SURFACE TRANSPORTATION BOARD

[Docket No. FD 36783]


3i RR Holdings GP LLC, 3i RR Holdings Partnership L.P., 3i RR 
Intermediate Holdings LLC, 3i RR LLC, Regional Rail Holdings, LLC, 
Regional Rail Sub Holdings LLC, and Regional Rail, LLC--Control 
Exemption--Cincinnati Eastern Railroad LLC

    3i RR Holdings GP LLC, 3i RR Holdings Partnership L.P., 3i RR 
Intermediate Holdings LLC, 3i RR LLC, Regional Rail Holdings, LLC, and 
Regional Rail Sub Holdings LLC (collectively, 3i RR) and Regional Rail, 
LLC (Regional Rail), each a noncarrier, have filed a verified notice of 
exemption under 49 CFR 1180.2(d)(2) to acquire control of Cincinnati 
Eastern Railroad, LLC (CCET II). CCET II will be the successor to CCET 
LLC (CCET I), a Class III rail carrier that operates approximately 
69.45 miles of rail line in Ohio under lease from Norfolk Southern 
Railway Company.
    According to the verified notice, Regional Rail is directly 
controlled by Regional Rail Sub Holdings LLC, which is controlled by 
Regional Rail Holdings, LLC, which is controlled by 3i RR LLC, which is 
controlled by 3i RR Intermediate Holdings LLC, which is controlled by 
3i RR Holdings Partnership L.P., which is controlled by 3i RR Holdings 
GP LLC. The verified notice states that Regional Rail currently 
directly controls, and 3i RR indirectly controls, twelve other Class 
III rail carriers in the eastern United States.\1\
---------------------------------------------------------------------------

    \1\ Those carriers, and the states in which they operate, are: 
(1) Carolina Coastal Railway, Inc. (North Carolina and South 
Carolina); (2) East Penn Railroad, LLC (Delaware and Pennsylvania); 
(3) Effingham Railroad Company (Illinois); (4) Florida Central 
Railroad Company, Inc. (Florida); (5) Florida Midland Railroad 
Company, Inc. (Florida); (6) Florida Northern Railroad Company, Inc. 
(Florida); (7) Illinois Western Railroad Company (Illinois); (8) 
Indiana Eastern Railroad, LLC (Indiana and Ohio); (9) Middletown & 
New Jersey Railroad, LLC (New York); (10) Port Manatee Railroad LLC 
(Florida); (11) Tyburn Railroad LLC (Pennsylvania); and (12) South 
Point & Ohio Railroad, Inc. (Ohio).
---------------------------------------------------------------------------

    The proposed transaction is related to Paul Didelius & CCET LLC--
Intra-Corporate Family Transaction Exemption--Cincinnati Eastern 
Railroad, Docket No.

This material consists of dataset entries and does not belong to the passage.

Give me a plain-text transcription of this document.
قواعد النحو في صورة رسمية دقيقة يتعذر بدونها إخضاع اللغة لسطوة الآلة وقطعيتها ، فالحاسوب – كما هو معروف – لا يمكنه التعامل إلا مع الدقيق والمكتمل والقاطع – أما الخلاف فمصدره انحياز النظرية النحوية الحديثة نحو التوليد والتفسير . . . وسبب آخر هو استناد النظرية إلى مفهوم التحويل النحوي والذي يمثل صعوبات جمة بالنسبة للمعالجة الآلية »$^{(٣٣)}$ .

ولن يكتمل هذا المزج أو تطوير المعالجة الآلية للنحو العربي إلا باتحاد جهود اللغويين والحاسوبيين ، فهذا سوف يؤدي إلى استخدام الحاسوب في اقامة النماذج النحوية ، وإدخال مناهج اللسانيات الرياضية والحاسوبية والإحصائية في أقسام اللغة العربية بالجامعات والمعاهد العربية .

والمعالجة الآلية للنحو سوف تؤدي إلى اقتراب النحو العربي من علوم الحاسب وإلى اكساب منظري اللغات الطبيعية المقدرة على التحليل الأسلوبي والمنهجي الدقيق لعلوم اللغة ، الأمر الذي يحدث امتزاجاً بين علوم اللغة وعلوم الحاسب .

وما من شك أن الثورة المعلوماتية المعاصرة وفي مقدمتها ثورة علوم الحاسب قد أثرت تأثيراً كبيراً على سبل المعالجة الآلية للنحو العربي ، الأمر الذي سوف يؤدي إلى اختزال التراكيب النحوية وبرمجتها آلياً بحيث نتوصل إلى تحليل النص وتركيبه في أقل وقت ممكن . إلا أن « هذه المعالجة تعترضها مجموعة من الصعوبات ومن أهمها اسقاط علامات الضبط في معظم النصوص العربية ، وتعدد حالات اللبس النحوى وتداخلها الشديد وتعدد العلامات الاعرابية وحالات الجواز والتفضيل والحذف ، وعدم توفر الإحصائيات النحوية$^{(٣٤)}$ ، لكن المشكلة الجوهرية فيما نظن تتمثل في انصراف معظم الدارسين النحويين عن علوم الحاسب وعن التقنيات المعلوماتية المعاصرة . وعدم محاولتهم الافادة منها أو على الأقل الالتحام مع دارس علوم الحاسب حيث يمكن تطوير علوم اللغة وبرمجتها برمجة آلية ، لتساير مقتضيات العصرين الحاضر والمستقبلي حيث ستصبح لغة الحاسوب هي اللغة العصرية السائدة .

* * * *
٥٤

FD 36782, in which CCET I and Paul Didelius 
(Didelius), who currently controls CCET I, have concurrently filed a 
verified notice of exemption for an intra-corporate family transaction 
for CCET I to merge into CCET II, with CCET II as the surviving entity.
    According to the verified notice, pursuant to a membership interest 
purchase agreement to be entered into by Regional Rail, CCET I and CCET 
I's current owners, Regional Rail proposes to acquire all the existing 
equity interest of CCET II once it has been created and merged with 
CCET I.\2\ Regional Rail would assume direct control of CCET II and 3i 
RR would assume indirect control of CCET II. The verified notice 
further states that no significant changes in the rail services 
currently provided by CCET I are anticipated as a result of the 
proposed transaction and that the agreement does not include any 
provision that would limit the future interchange of traffic with a 
third-party connecting carrier.
---------------------------------------------------------------------------

    \2\ Public and confidential versions of the agreement were filed 
with the verified notice. The confidential version was submitted 
under seal concurrent with a motion for protective order, which is 
addressed in a separate decision.
---------------------------------------------------------------------------

    3i RR and Regional Rail represent that: (1) the rail lines of CCET 
II do not connect with the lines of the rail carriers currently 
controlled by 3i RR and

[[Page 50663]]

Regional Rail; (2) this control transaction is not part of a series of 
anticipated transactions that would result in such a connection; and 
(3) the transaction does not involve a Class I rail carrier. The 
proposed transaction is therefore exempt from the prior approval 
requirements of 49 U.S.C. 11323 pursuant to 49 CFR 1180.2(d)(2).
    This transaction may be consummated on or after June 30, 2024, the 
effective date of the exemption (30 days after the verified notice was 
filed).
    Under 49 U.S.C. 10502(g), the Board may not use its exemption 
authority to relieve a rail carrier of its statutory obligation to 
protect the interests of its employees. However, 49 U.S.C. 11326(c) 
does not provide for labor protection for transactions under 49 U.S.C. 
11324 and 11325 that involve only Class III rail carriers. Accordingly, 
the Board may not impose labor protective conditions here because all 
the carriers involved are Class III rail carriers.
    If the verified notice contains false or misleading information, 
the exemption is void ab initio. Petitions to revoke the exemption 
under 49 U.S.C. 10502(d) may be filed at any time. The filing of a 
petition to revoke will not automatically stay the effectiveness of the 
exemption. Petitions for stay must be filed no later than June 21, 
2024.
    All pleadings, referring to Docket No. FD 36783, must be filed with 
the Surface Transportation Board either via e-filing on the Board's 
website or in writing addressed to 395 E Street SW, Washington, DC 
20423-0001. In addition, one copy of each pleading must be served on 3i 
RR's and Regional Rail's representative, Thomas J. Litwiler, Fletcher & 
Sippel LLC, 29 North Wacker Drive, Suite 800, Chicago, IL 60606-3208.
    According to 3i RR and Regional Rail, this action is categorically 
excluded from environmental review under 49 CFR 1105.6(c) and from 
historic reporting requirements under 49 CFR 1105.8(b).
    Board decisions and notices are available at www.stb.gov.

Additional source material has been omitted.